他今天在南华早报撰文,认为中央干预香港的国家安全法,实属无奈。基本法有明确规定了国家安全法,但是香港历届政府一拖再拖。政府官员们拒绝与反对派谈判,而反对派无理取闹。特别可恨的三人是彭定康、陈方安生和Martin Lee。你们这帮家伙逼得中央没有选择。全文在下面。

他的观点与前几天英裔香港高级出庭律师Grenville Cross 在南华早报的文章基调一致,认为英美政府也是无理取闹。链接在此。

http://t.cn/A62CnmPp

Hong Kong has no one to blame but itself for Beijing’s intervention in national security legislation.

Decades of political gridlock, neglect and refusal to compromise forced the central government’s hand. Local government leaders have been distant and aloof while opposition figures have failed to offer serious proposals on the Basic Law directive.

Former undersecretary for the environment Christine Loh Kung-wai gave an interesting history lesson on an RTHK talk show last week during a discussion of the proposed national security legislation.

She reminded listeners she was a member of the Legislative Council in the 1990s. Before the handover, the council had a draft bill which “would have plugged the hole for Article 23”. She called it “a rather liberal version”. For various reasons, which Loh described as the “wisdom of the times”, the bill was not pursued.

I had forgotten this chapter. Like most, I have a clearer recollection of the events of 2003. Then-chief executive Tung Chee-hwa offered a controversial draft bill. Many amendments that brought the bill closer to something acceptable were proposed.

Meanwhile, half a million citizens – then the biggest demonstration since the handover – marched in opposition. Again, the bill was dropped, and secretary for security Regina Ip Lau Suk-yee resigned.

Nothing has happened in the 17 years since. Successive chief executives said it was the wrong time for Article 23 legislation or they had other priorities. All this despite the clear directive in the Basic Law that the onus was on Hong Kong to draft and enact the law.

As for the central government’s announcement that it would insert its national security law into Annex III of the Basic Law and apply it to Hong Kong, the decision has received widespread international and local criticism.

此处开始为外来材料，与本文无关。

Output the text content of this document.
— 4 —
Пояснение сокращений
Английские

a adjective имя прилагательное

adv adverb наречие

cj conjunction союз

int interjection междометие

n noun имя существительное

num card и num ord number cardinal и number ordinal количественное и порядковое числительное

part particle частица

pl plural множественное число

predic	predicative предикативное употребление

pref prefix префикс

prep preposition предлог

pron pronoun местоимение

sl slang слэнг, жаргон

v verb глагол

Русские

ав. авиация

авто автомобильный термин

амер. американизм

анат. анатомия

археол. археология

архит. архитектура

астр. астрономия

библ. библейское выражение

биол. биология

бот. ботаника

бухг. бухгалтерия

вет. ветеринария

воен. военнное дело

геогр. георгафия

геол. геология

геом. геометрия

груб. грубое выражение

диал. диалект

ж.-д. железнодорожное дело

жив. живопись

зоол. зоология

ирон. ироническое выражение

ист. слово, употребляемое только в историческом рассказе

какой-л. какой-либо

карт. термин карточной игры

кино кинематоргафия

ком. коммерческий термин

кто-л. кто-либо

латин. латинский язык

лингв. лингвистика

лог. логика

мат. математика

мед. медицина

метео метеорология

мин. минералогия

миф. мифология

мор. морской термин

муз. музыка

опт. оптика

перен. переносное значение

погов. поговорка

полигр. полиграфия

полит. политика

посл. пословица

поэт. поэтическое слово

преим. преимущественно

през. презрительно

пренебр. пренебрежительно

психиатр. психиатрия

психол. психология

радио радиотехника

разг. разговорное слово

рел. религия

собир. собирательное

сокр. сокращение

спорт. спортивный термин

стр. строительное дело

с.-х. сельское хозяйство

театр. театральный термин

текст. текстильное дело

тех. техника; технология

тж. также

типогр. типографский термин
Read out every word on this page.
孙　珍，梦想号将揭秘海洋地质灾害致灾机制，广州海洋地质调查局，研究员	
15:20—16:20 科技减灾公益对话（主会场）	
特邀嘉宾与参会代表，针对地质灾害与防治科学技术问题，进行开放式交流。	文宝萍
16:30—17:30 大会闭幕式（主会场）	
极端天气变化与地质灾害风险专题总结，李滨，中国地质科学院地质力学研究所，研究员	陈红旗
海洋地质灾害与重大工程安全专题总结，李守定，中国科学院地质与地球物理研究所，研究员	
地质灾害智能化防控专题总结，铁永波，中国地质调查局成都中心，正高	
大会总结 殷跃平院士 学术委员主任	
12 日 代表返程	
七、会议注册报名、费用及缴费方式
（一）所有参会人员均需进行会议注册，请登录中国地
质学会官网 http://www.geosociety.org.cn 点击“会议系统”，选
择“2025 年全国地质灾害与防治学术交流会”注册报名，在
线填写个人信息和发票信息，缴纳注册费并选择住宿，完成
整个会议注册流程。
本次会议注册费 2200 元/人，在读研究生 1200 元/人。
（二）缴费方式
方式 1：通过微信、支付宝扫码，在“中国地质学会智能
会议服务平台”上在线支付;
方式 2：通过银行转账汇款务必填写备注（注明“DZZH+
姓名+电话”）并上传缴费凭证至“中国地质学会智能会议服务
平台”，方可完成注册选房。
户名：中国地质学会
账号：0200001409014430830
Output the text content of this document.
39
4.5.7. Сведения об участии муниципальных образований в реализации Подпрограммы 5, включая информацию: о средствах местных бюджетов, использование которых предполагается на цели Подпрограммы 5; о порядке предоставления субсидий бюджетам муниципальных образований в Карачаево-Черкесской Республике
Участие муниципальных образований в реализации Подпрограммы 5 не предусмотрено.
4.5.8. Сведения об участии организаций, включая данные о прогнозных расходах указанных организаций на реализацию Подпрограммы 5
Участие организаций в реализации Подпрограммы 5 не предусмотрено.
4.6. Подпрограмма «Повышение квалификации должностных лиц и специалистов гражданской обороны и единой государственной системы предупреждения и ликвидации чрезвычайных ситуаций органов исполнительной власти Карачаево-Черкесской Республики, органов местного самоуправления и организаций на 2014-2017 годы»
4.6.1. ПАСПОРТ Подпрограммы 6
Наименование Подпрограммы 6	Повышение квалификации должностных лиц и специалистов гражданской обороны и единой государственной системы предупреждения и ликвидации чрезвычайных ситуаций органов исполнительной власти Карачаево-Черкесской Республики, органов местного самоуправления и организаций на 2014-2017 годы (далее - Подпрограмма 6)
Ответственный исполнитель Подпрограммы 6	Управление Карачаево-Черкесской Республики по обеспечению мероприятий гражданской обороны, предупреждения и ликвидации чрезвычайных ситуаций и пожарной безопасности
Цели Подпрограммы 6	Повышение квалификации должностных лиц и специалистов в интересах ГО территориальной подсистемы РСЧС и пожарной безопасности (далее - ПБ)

Former governor Chris Patten has led the overseas critics outside Washington. Local luminaries include former chief secretary Anson Chan Fang On-sang and Democratic Party founder Martin Lee Chu-ming. It would be nice if these three could remind us why the pre-handover bill was not enacted when the government still normally commanded a majority in Legco.

Focusing on one moment in time might miss the main point. Looking back at the past two decades and the controversies that arose – national security, national education, extradition, the national anthem law, political reform and so on – one has a sense of missed opportunity.

When the government has acted, it invariably started with an ultra-conservative position and made few meaningful gestures of compromise. Pan-democrats, meanwhile, lock themselves into steadfast opposition, with each member scared to suggest compromise lest they be accused of selling out. The splintering of the opposition has made serious negotiations virtually impossible. Moreover, they have not showed much initiative to propose compromises.

The exception in this saga was the 2010 deal between the Democratic Party, then-chief executive Donald Tsang Yam-kuen and the central government’s liaison office, which resulted in the five super seats and an expanded election committee. The Democratic Party was duly lambasted by friends on the pan-democrat side. Who would risk another initiative after that?

The root of the problem seems to be that too many political leaders are not prepared to say clearly that Hong Kong is an irrevocable part of China. They know it, but they also know some constituents are not comfortable with their Chinese identity.

The minority who automatically favour whatever Beijing proposes, and the fringe who support independence or self-determination, dominate the media with loud voices. Meanwhile, the majority who accept Chinese sovereignty but want to preserve Hong Kong’s traditional freedoms are voiceless. Who is speaking up for moderation? Who in the pan-democratic camp is advocating talking to Beijing?

There is lots of blame to share. The two most recent administrations have not shown any interest in working with the opposition to find compromises. The most vivid example came after last year’s district council elections when pro-government candidates lost heavily. The chief executive responded by reaching out to the losers. “The people have spoken, but I am not interested in listening” seemed to be the message.

The opposition cannot escape responsibility, either, through their inability to initiate solid proposals or offer coherent counterproposals.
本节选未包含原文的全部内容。